An aside: unless there is only one reasonable choice most folks find one option insufficient, two options difficult to decide between, and four options as having one option too many - whenever possible, if another party's buy-in is desired, present either three options or three variations on one option. This succeeds even when the differences are superficial, especially when the subject is technical, and 2x if the project lead is ignorant of the particulars. People like participating.

I'd then propose these options to my team/direct report/client, decide on a path forward together, and plan the rest from there. There's more to consider (again dependent on org maturity) but this is enough to get the project oriented and off the ground.

Regarding FOSS alternatives: you're likely locked in with the vendor's proprietary software for monitoring the cameras. There are exceptions but most commercial security system companies don't consider interoperability when designing their service offerings. It might be worth investigating but I'd be surprised if you find any third party solutions for monitoring the vendor's cameras which doesn't require either a forklift replacement of hardware, flashing all of the existing hardware, or getting hacky with the gear/software.

I hope this helps! <3

[–] [email protected] 4 points 2 weeks ago* (last edited 2 weeks ago)

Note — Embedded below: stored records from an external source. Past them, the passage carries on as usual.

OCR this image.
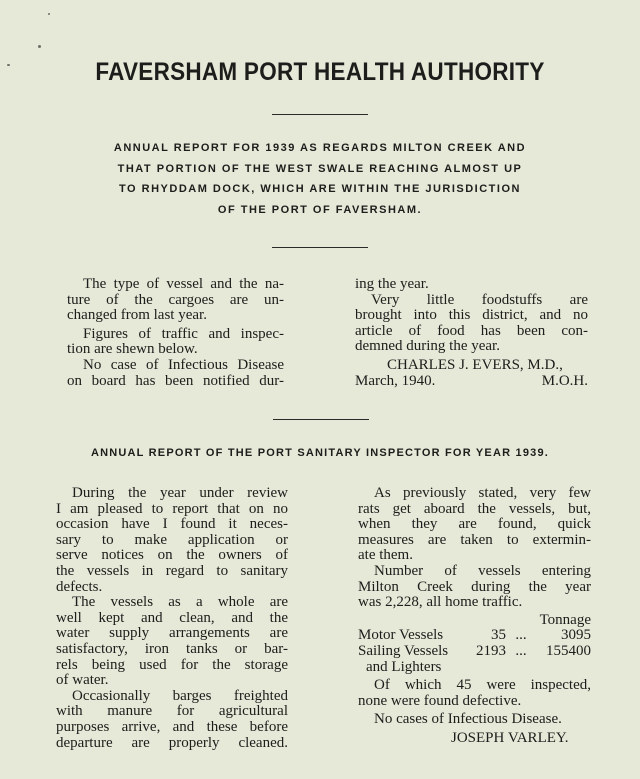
FAVERSHAM PORT HEALTH AUTHORITY
ANNUAL REPORT FOR 1939 AS REGARDS MILTON CREEK AND
THAT PORTION OF THE WEST SWALE REACHING ALMOST UP
TO RHYDDAM DOCK, WHICH ARE WITHIN THE JURISDICTION
OF THE PORT OF FAVERSHAM.

The type of vessel and the na-

ture of the cargoes are un-

changed from last year.

Figures of traffic and inspec-

tion are shewn below.

No case of Infectious Disease

on board has been notified dur-

ing the year.

Very little foodstuffs are

brought into this district, and no

article of food has been con-

demned during the year.

CHARLES J. EVERS, M.D.,

March, 1940.	M.O.H.
ANNUAL REPORT OF THE PORT SANITARY INSPECTOR FOR YEAR 1939.

During the year under review

I am pleased to report that on no

occasion have I found it neces-

sary to make application or

serve notices on the owners of

the vessels in regard to sanitary

defects.

The vessels as a whole are

well kept and clean, and the

water supply arrangements are

satisfactory, iron tanks or bar-

rels being used for the storage

of water.

Occasionally barges freighted

with manure for agricultural

purposes arrive, and these before

departure are properly cleaned.

As previously stated, very few

rats get aboard the vessels, but,

when they are found, quick

measures are taken to extermin-

ate them.

Number of vessels entering

Milton Creek during the year

was 2,228, all home traffic.

Tonnage
Motor Vessels	35 ...	3095
Sailing Vessels	2193 ...	155400
and Lighters

Of which 45 were inspected,

none were found defective.

No cases of Infectious Disease.

JOSEPH VARLEY.
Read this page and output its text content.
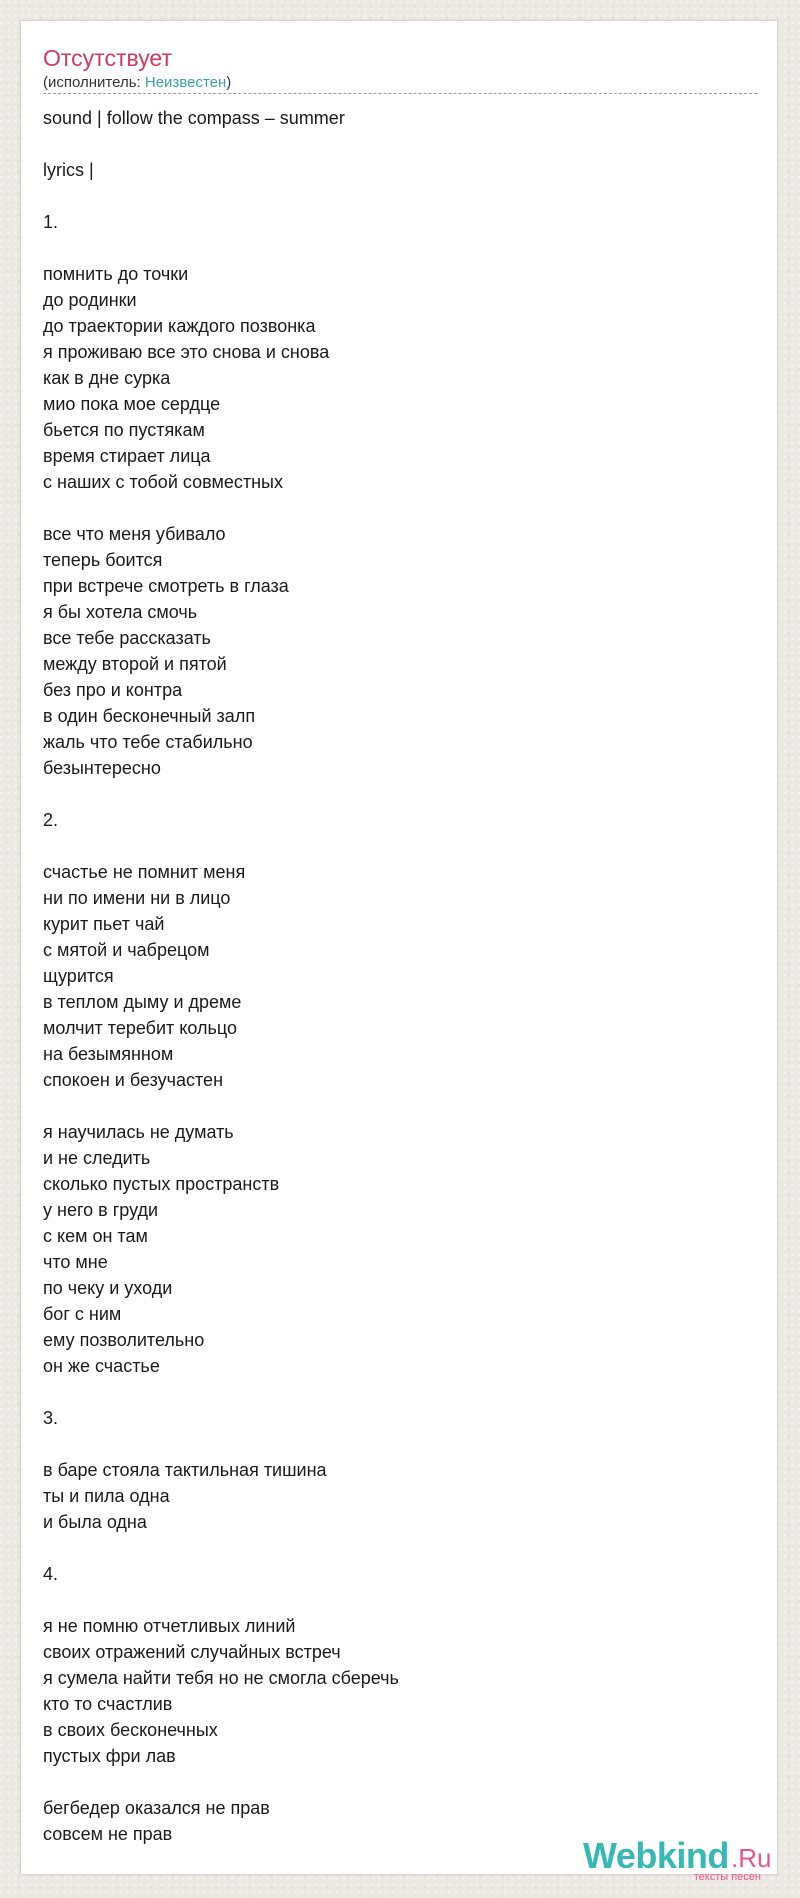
Отсутствует
(исполнитель: Неизвестен)
sound | follow the compass – summer

lyrics |

1.

помнить до точки
до родинки
до траектории каждого позвонка
я проживаю все это снова и снова
как в дне сурка
мио пока мое сердце
бьется по пустякам
время стирает лица
с наших с тобой совместных

все что меня убивало
теперь боится
при встрече смотреть в глаза
я бы хотела смочь
все тебе рассказать
между второй и пятой
без про и контра
в один бесконечный залп
жаль что тебе стабильно
безынтересно

2.

счастье не помнит меня
ни по имени ни в лицо
курит пьет чай
с мятой и чабрецом
щурится
в теплом дыму и дреме
молчит теребит кольцо
на безымянном
спокоен и безучастен

я научилась не думать
и не следить
сколько пустых пространств
у него в груди
с кем он там
что мне
по чеку и уходи
бог с ним
ему позволительно
он же счастье

3.

в баре стояла тактильная тишина
ты и пила одна
и была одна

4.

я не помню отчетливых линий
своих отражений случайных встреч
я сумела найти тебя но не смогла сберечь
кто то счастлив
в своих бесконечных
пустых фри лав

бегбедер оказался не прав
совсем не прав
Webkind .Ru
тексты песен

... and this is why we use unifi... the ability to control viewer permissions and not require a chinese program designed for windows xp that requires admin privs just to view cams.

I assume you've already explored the option of using the browser page for the nvr and that doesn't work for some reason? Browser pages don't require admin.

[–] bob_omb_battlefield 1 points 2 weeks ago

I think my company uses software from Cyberark to do this sort of thing.